Dopo essere stato membro della balìa formata subito dopo i fatti del 1392, anziano per il bimestre settembre-ottobre dello stesso anno e poi per il bimestre marzo-aprile 1396, il Sercambi viene infine eletto alla suprema magistratura dello stato, quella cioè del Gonfaloniere di Giustizia, il 23 agosto del 1397, per il bimestre successivo; ufficio che egli ricoprirà ancora una volta, in sostituzione di Stefano di Poggio, nel 1400, all’epoca cioè in cui il suo aiuto diventa indispensabile perché Paolo Guinigi possa strappare al popolo lucchese i pieni poteri.

Naturalmente, in questo schizzo biografico non si è tenuto conto che delle tappe più importanti della carriera politica del Sercambi, avendo evitato di menzionare gli uffici ed incarichi minori come pure le missioni diplomatiche di minore importanza che gli venneto affidate. L’esperienza accumulata in questi anni fu condensata nella Nota ai Guinigi, di cui parleremo fra poco, e nella Nota a Lucca, inserita nella prima parte delle Croniche1. Dalla lettura di questi due documenti si nota come non vi fosse problema importante per la vita della Repubblica del quale il Sercambi non avesse diretta conoscenza ed al quale egli non avesse cercato una soluzione. Quei due documenti provano chiaramente che il Sercambi aveva avuto modo di formarsi delle idee precise sul modo di reggere la Repubblica e di preservarne l’indipendenza. È bene dunque notare che sul piano della prassi politica tornava più utile ai Guinigi potersi avvalere di un uomo di tale esperienza, che viceversa.

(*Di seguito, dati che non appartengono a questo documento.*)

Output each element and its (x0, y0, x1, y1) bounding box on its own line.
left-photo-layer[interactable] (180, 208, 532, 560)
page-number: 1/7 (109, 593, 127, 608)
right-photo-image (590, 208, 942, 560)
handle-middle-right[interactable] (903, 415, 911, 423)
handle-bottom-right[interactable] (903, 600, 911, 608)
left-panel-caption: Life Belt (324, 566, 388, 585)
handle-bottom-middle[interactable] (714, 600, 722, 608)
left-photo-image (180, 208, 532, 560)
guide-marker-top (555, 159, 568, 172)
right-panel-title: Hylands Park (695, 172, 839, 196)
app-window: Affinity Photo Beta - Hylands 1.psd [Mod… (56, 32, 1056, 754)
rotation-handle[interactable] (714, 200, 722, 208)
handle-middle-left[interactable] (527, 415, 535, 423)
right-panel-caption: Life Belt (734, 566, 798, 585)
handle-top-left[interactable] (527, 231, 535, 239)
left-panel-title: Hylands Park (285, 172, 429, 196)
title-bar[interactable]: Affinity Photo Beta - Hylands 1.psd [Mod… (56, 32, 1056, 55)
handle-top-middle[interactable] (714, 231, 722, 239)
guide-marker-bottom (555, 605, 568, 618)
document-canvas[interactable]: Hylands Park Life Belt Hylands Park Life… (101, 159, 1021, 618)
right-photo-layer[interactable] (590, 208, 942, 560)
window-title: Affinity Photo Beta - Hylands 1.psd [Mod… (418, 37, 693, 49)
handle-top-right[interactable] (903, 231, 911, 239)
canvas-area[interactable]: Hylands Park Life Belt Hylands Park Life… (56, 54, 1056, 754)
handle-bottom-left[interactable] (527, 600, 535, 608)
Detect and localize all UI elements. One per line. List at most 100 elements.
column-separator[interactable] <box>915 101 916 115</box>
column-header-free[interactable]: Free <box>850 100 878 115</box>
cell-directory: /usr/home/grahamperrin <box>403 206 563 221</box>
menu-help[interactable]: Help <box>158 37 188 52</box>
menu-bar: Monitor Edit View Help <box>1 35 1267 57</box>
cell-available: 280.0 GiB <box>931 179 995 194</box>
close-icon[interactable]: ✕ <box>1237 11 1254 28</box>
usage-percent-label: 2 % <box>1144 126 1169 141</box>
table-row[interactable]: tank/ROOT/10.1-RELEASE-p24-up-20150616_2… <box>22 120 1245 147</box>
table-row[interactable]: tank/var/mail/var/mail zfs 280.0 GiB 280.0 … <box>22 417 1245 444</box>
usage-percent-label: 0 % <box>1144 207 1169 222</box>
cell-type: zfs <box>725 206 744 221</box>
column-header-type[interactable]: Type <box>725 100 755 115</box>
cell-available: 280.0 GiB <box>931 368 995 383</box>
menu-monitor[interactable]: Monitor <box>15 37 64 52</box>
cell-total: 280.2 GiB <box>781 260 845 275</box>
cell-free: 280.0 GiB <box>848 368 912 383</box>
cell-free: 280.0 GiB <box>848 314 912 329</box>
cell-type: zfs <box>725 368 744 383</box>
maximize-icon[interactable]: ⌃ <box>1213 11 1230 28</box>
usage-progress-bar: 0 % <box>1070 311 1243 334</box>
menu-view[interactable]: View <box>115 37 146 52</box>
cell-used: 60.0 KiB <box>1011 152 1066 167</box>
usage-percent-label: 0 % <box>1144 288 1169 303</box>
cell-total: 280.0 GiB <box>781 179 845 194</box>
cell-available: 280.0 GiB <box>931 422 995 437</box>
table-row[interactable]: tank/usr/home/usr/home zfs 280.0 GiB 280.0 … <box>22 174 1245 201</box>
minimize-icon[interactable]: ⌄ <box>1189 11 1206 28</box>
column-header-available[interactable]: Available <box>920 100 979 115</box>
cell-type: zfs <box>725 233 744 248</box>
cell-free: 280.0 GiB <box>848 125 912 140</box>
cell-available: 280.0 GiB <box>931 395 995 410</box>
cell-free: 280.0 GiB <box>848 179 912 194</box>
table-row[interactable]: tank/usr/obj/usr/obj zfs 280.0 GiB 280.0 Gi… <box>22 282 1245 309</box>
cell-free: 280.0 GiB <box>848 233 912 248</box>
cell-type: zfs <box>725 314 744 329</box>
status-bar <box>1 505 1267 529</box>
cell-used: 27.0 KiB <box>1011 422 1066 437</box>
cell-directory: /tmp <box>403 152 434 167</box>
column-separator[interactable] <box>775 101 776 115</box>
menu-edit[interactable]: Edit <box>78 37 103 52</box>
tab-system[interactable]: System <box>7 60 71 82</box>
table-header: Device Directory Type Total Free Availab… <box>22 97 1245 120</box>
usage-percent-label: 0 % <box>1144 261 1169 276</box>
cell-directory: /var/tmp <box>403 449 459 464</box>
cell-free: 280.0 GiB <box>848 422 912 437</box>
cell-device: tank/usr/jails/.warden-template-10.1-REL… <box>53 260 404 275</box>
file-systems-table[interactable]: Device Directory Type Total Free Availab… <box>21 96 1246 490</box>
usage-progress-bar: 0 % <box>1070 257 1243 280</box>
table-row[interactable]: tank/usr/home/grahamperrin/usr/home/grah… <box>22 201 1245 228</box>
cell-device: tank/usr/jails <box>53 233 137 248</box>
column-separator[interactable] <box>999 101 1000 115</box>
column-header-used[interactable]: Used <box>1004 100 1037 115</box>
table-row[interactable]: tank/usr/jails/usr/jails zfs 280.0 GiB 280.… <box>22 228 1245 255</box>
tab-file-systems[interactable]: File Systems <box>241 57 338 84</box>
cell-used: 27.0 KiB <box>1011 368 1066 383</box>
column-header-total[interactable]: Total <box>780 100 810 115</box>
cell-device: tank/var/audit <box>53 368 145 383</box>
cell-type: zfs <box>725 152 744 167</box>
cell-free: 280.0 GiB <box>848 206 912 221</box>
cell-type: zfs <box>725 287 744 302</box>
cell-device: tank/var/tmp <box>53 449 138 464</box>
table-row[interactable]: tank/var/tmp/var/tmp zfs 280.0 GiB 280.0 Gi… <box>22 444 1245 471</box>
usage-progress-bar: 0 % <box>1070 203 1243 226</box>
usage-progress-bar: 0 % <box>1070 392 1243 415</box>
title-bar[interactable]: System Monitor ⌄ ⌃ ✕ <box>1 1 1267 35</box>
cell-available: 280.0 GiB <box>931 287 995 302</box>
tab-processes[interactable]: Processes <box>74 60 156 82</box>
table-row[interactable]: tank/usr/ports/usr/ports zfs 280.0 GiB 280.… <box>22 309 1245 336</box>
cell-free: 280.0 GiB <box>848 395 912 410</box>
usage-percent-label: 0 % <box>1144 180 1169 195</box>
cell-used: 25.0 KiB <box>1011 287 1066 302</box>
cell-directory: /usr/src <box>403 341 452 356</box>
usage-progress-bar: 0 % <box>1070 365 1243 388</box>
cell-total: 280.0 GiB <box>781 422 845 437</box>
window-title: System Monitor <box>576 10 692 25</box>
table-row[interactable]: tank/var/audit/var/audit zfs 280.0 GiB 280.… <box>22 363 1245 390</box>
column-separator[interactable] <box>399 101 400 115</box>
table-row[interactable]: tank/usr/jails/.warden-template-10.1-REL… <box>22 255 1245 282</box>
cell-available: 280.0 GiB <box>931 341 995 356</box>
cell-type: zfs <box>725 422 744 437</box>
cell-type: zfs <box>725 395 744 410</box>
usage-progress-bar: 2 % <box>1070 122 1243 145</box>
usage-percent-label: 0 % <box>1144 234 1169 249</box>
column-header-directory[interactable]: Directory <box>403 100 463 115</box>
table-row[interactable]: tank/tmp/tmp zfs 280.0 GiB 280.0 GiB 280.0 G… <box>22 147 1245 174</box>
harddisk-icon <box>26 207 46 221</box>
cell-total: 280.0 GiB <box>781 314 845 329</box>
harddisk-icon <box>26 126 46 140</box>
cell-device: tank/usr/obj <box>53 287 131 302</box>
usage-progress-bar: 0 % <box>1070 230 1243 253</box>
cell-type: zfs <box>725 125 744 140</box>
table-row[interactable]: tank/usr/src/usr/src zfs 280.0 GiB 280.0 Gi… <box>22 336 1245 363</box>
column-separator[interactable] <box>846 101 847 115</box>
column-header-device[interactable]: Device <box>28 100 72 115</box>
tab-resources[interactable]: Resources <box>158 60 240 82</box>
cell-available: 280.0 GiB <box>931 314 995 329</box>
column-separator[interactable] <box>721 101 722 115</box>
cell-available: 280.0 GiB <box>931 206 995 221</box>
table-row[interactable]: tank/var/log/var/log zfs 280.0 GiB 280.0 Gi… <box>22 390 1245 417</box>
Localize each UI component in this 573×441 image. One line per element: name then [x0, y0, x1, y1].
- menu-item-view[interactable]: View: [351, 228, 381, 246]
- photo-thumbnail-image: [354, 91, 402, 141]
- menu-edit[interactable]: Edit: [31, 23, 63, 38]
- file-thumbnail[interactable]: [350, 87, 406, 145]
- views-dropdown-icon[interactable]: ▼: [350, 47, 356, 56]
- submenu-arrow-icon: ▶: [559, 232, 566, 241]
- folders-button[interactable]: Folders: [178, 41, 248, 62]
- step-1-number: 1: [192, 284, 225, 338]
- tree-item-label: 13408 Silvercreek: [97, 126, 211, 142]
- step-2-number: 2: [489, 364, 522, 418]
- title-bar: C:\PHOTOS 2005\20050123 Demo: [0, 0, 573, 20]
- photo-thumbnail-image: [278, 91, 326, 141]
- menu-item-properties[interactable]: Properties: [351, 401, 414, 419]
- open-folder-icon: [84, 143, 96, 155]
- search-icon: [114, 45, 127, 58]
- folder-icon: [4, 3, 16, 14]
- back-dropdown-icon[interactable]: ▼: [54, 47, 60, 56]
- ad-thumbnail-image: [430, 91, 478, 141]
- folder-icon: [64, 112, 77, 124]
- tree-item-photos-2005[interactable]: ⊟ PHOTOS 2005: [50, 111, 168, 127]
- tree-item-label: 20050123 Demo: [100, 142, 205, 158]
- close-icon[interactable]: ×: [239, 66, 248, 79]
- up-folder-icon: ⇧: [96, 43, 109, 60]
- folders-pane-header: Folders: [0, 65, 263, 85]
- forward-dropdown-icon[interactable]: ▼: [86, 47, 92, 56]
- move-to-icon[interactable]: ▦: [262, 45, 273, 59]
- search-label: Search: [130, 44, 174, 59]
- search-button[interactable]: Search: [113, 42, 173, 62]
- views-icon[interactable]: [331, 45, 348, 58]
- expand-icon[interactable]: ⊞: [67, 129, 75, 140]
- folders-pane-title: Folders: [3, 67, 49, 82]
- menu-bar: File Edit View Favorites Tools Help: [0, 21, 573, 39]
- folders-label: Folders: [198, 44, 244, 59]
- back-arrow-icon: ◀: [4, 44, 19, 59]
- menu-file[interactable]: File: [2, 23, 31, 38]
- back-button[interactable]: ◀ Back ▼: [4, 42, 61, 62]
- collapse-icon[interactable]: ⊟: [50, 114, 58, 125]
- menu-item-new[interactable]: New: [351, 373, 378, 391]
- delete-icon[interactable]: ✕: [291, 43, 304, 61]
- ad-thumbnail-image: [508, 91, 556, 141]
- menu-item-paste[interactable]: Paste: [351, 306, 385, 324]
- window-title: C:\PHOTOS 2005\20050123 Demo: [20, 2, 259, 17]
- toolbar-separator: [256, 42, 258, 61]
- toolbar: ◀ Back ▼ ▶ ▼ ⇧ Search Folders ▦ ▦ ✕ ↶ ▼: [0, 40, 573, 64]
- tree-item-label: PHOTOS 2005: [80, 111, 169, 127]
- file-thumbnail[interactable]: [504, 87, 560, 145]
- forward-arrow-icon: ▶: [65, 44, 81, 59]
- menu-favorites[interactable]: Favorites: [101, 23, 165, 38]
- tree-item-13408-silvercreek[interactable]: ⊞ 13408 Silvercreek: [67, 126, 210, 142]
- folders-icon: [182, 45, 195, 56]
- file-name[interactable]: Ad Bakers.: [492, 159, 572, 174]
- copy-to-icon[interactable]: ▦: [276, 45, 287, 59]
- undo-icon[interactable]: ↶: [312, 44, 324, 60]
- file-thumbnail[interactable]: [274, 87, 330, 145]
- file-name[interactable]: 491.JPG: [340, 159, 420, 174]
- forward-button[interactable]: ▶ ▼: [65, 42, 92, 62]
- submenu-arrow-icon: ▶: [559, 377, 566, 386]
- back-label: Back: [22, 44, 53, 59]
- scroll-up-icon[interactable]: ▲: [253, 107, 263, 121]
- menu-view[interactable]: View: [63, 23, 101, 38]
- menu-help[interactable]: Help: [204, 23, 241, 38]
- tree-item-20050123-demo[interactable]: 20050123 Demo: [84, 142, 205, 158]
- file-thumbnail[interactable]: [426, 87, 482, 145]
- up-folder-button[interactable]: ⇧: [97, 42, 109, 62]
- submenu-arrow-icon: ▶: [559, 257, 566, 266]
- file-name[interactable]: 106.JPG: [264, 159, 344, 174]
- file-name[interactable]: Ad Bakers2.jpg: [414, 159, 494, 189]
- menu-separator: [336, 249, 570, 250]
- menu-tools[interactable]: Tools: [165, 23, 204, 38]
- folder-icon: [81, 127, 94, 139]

Non fa perciò meraviglia se, non appena se ne presenta l’occasione, il Sercambi, da attore, anche se importante quale era stato, divenga protagonista della storia di Lucca.

Si è detto già che negli ultimi anni del xiv secolo le redini del potere erano state raccolte nelle mani di Lazzaro Guinigi, capo riconosciuto e rispettato della famiglia, che governava con polso fermo ed un certo acume politico e diplomatico. Ma il 15 febbraio 1400 egli cadeva sotto il pugnale del proprio fratello Antonio e del cognato Nicolao Sbarra, per motivi che riescono poco chiari2.

  1. Ibid., ii, 117-54.
  2. Pare che Lazzaro avesse rifiutato ad Antonio l’ultima e ricca discendente di Castruccio, Caterina Antelminelli, di cui il giovane era innamorato, destinandola invece al fratello minore Paolo. Per i particolari di questo episodio, oscuro tuttavia, si veda l’op. cit. del Mazzarosa, i, pp. 249-50, e C. Minutoli, Alcune novelle cit., pp. xv-xvi. Il S., che dedica al tragico avvenimento molte pagine, più per divagare sulla personalità e sul destino di Lazzaro che per registrare i fatti, tace i moventi del delitto, indicandone il vero responsabile nel «nimicho dell’humana natura», il quale «di continuo è stato e sera chagione di far peccare l’humana natura» (cfr. Cron., ii, 405 sgg.).